Por Gabriel Coccetrone

A Confederação Brasileira de Futebol (CBF) publicou no dia 19 de janeiro o Regulamento Geral de Competições (RGC) de 2022. O documento, que estabelece as normas e regras para a disputa de competições organizadas pela entidade nesta temporada, traz uma importante mudança em relação à atuação de um jogador em uma partida. A alteração acontece depois que o Sport foi acusado por nove clubes, durante o Brasileirão de 2021, de ter escalado o zagueiro Pedro Henrique irregularmente e deve evitar que novos casos desse tipo voltem a acontecer.

"A mudança é muito bem-vinda já que traz segurança jurídica sobre essa questão; agora não há mais a discussão sobre o conceito de 'atuar'. É muito positivo que a CBF observe a ocorrência dos casos concretos e modifique a redação dos seus regulamentos para evitar que uma tecnicidade influencie no resultado obtido em campo. Certamente os tribunais não mais precisarão se debruçar sobre essa questão", afirma Fernanda Soares, advogada especializada em direito desportivo e colunista do Lei em Campo.

"A alteração do artigo 43 reduz brechas que geram conflitos entre o RGC e REC e faz com que se tenha uma maior segurança jurídica na escalação de atletas, em especial para a evitar que ocorram escalações irregulares", avalia Alberto Goldenstein, advogado especializado em direito desportivo e colunista do Lei em Campo.

Para evitar um novo imbróglio jurídico, a CBF decidiu modificar o texto do RGC dessa temporada, alinhando-o com o Regulamento Específico de Competições (REC) sobre o que se caracteriza como "atuação" em uma partida.

O que diz o art. 43 do RGC de 2021?

"Art. 43 - O fato de ser relacionado na súmula na qualidade de substituto não será computado para aferir o número máximo de partidas que um atleta pode fazer por determinado Clube antes de se transferir para outro de mesma competição, na forma do respectivo REC.

Parágrafo único - Se, na condição de substituto, o atleta vier a ser apenado pelo árbitro, será considerada como partida disputada pelo infrator, para fins de quantificação do número máximo a que alude o caput deste artigo".
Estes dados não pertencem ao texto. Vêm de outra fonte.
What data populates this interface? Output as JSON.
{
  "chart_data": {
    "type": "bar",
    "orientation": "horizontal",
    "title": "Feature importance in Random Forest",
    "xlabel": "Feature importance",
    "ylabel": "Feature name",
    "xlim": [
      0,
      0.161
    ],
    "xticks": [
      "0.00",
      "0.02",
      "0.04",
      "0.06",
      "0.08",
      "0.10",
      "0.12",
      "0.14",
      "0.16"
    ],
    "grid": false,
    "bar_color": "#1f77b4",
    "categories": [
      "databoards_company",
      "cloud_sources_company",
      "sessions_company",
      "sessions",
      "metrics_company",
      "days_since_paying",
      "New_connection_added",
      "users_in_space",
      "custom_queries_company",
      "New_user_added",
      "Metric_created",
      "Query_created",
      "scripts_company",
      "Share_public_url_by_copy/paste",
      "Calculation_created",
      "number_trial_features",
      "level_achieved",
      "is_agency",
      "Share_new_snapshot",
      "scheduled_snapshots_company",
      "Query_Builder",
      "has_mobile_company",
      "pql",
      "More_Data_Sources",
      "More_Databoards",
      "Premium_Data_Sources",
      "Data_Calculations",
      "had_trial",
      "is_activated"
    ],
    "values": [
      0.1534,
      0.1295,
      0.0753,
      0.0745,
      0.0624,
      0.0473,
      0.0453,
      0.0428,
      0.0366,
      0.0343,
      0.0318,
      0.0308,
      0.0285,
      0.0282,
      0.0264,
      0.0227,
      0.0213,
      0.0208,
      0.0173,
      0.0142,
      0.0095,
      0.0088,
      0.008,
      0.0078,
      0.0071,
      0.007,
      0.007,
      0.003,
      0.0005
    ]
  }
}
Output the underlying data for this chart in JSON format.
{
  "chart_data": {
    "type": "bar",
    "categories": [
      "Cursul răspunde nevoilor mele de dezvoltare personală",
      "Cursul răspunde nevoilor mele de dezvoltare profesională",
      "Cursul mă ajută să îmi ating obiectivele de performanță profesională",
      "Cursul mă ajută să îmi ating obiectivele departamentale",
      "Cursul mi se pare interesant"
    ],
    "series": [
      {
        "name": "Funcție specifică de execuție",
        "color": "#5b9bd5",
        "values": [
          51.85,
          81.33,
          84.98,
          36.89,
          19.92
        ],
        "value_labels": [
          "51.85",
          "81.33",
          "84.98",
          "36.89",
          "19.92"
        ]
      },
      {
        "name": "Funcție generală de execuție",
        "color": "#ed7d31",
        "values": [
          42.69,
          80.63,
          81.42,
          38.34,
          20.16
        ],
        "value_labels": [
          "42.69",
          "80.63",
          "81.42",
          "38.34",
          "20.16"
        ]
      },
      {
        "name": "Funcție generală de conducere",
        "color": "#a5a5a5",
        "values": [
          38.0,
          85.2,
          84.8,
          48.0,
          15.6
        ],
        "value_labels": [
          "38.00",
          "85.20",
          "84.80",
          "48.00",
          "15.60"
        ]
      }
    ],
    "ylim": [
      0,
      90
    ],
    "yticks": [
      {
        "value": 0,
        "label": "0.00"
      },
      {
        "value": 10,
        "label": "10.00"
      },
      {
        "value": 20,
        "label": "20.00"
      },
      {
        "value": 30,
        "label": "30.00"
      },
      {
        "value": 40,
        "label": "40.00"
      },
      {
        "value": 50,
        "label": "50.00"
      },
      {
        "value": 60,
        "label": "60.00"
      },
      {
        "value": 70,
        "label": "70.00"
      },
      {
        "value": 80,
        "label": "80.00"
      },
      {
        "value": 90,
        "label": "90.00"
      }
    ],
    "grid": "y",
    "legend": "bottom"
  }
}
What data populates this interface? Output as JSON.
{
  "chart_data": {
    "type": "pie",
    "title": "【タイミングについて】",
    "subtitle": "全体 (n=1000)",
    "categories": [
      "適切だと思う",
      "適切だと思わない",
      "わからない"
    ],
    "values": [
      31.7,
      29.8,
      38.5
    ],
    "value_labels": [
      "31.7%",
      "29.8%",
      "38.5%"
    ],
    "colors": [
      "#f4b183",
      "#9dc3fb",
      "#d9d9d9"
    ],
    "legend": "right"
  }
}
O que diz o art. 43 do RGC de 2022?

"Art. 43 - O fato de ser relacionado na súmula na qualidade de substituto não será computado para aferir o número máximo de partidas em que um atleta pode atuar por determinado Clube antes de ser inscrito por outro Clube na mesma competição, na forma do respectivo REC.

Parágrafo único - Se, no decorrer da partida, o atleta entrar em campo para a disputa da mesma, será considerada como partida disputada pelo atleta, para fins de quantificação do número máximo a que alude o caput deste artigo".

Relembre o 'Caso Pedro Henrique'

Antes de ser emprestado ao Sport, Pedro Henrique havia disputado cinco jogos pelo Internacional, e ainda recebeu cartão amarelo em outros dois mesmo sem entrar em campo, no banco de reservas. Em tese, com "sete partidas", não poderia atuar no clube pernambucano. Esse foi o entendimento de Grêmio, América-MG, Santos, Chapecoense, Atlético-GO, Cuiabá, Juventude, Bahia e Ceará, que ingressaram com uma notícia de infração no Superior Tribunal de Justiça Desportiva (STJD) para pedir punição ao Leão com base no art. 214 do CBJD.

O problema é que havia um conflito de regras internas sobre o entendimento de "atuação" de jogadores para situações como essa.

Para o RGC de 2021, o jogador não poderia ter atuado pelo Sport, uma vez que considera como participação efetiva o jogador que receber cartões durante uma partida, independentemente de ter ou não entrado em campo.

Já para o REC, Pedro Henrique não completou sete partidas pelo Internacional, uma vez que considera como atuação o "ato de iniciar a partida na condição de titular ou entrar em campo no decorrer da mesma como substituto".

Devido à divergência, o caso se arrastou no STJD até o final de outubro, com o tribunal arquivando a denúncia ao entender que o artigo 11 do REC se sobrepõe ao artigo 43 do RGC.

Apesar de não sofrer punição na Justiça Desportiva, o Sport acabou o Brasileirão de 2021 com a segunda pior campanha, com 38 pontos, ficando atrás somente da Chapecoense.